On November 2, less than a week before last month’s election, CIA director John Brennan, FCRH ’77 addressed a group of Fordham Law School students on the presidential succession system.

During the visit to Fordham Law’s Presidential Succession Clinic, taught by Professor John Feerick and Adjunct Professor John Rogan, Brennan talked with students about national security considerations related to presidential succession. Drawing on his current position as well as his time in the Obama White House as assistant to the president for homeland security and counterterrorism, Brennan fielded questions on clinic topics such as the line of succession, contingency planning in the White House, and methods for handling a case of vice presidential disability.

Presidential disabilities are a major focus of the clinic’s work. When the president disputes that a disability exists against the conclusion of the vice president and a majority of the cabinet, the 25th Amendment makes Congress the final arbiter. The students questioned Director Brennan about such a scenario.

“Director Brennan was concerned that too much of a public proceeding could raise national security concerns, what with the president’s personal records being at issue,” said Jonathan Coppola ’17, a student in the clinic. “One issue we were dealing with was whether the succession proceeding should be completely public or allow some closed-door proceedings, and he recommended making those national security concerns a main priority.”

The Presidential Succession Clinic deals extensively with the 25th Amendment. Feerick advised Congress in drafting the amendment, assisting lawmakers like Senator Birch Bayh, the amendment’s principal author. The amendment was ratified 50 years ago this February.

Students from the clinic said that the amendment’s architects intentionally left some of its procedures ambiguous in an effort to limit its complexity and increase its chances of ratification. By offering clarifications for the amendment’s remaining ambiguities, Feerick’s students aim to strengthen its role in safeguarding government stability.

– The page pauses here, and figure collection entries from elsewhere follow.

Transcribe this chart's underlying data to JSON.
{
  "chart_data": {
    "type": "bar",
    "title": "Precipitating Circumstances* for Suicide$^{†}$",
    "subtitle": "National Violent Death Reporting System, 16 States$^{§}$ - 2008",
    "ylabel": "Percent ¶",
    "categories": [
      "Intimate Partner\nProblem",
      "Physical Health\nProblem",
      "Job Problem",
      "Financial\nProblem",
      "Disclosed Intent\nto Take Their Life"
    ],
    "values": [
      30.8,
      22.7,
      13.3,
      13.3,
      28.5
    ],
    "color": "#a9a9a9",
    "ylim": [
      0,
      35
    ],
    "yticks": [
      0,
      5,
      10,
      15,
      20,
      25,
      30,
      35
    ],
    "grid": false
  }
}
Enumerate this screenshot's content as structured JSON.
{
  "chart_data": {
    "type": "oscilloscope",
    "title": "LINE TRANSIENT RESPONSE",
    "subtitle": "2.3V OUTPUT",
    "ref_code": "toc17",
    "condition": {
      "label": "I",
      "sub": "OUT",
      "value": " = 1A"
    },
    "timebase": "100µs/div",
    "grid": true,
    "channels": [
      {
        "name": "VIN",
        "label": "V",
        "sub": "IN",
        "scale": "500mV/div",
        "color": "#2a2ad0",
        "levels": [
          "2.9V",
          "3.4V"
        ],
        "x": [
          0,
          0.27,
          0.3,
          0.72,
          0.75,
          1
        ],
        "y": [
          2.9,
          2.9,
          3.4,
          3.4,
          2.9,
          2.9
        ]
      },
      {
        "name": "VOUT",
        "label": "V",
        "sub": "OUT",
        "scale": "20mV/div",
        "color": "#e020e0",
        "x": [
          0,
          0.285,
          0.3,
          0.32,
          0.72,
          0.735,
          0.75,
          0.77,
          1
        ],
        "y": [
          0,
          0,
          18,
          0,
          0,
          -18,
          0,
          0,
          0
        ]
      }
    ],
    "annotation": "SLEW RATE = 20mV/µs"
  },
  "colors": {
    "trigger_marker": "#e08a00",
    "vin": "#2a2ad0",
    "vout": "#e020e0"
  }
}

The clinic continues Fordham Law’s history with presidential succession, which started with Feerick’s 1963 Fordham Law Review article on the topic and includes a 1976 symposium on the vice presidency, a 2010 symposium on the adequacy of the succession system, and a first clinic that published a comprehensive report in 2012.

Brennan was among several distinguished clinic visitors, including Second Circuit Chief Judge Robert Katzmann and former Homeland Security Advisor to President George W. Bush Frances Townsend, who leant important context to the clinic’s work over the semester.

“Director Brennan talked for well over an hour,” said clinic student Timothy Deal ’17. “Based on what he said, it was clear he had read a lot about the 25th Amendment. In his position he obviously has to be conversant with many important areas, and it’s impressive that he would take the time to talk to a bunch of law students.”

After the visit had concluded, students said that Brennan made a significant impression.

“There’s this idea that the director of the CIA is this very secretive, imposing figure,” said clinic student Marcella Jayne ’18. “But you meet him and he’s warm, friendly, and approachable.”

On the subject of transitioning between administrations, Brennan counseled cooperation and transparency.

“Another thing that Director Brennan stressed was the importance of a well-run transition team and how important it is for the transition of administrations to be efficient in a well-prepared way,” said Coppola.

A distinguished alumnus of Fordham University and one of the highest-ranking intelligence officials of the U.S. government, Brennan and his reputation preceded him.

“As an undergraduate, I studied Middle Eastern politics under Professor John Entelis, who Director Brennan had when he was a student,” said Coppola. “It was an honor to meet such a legendary alumnus and a pleasure to have the opportunity at Fordham.”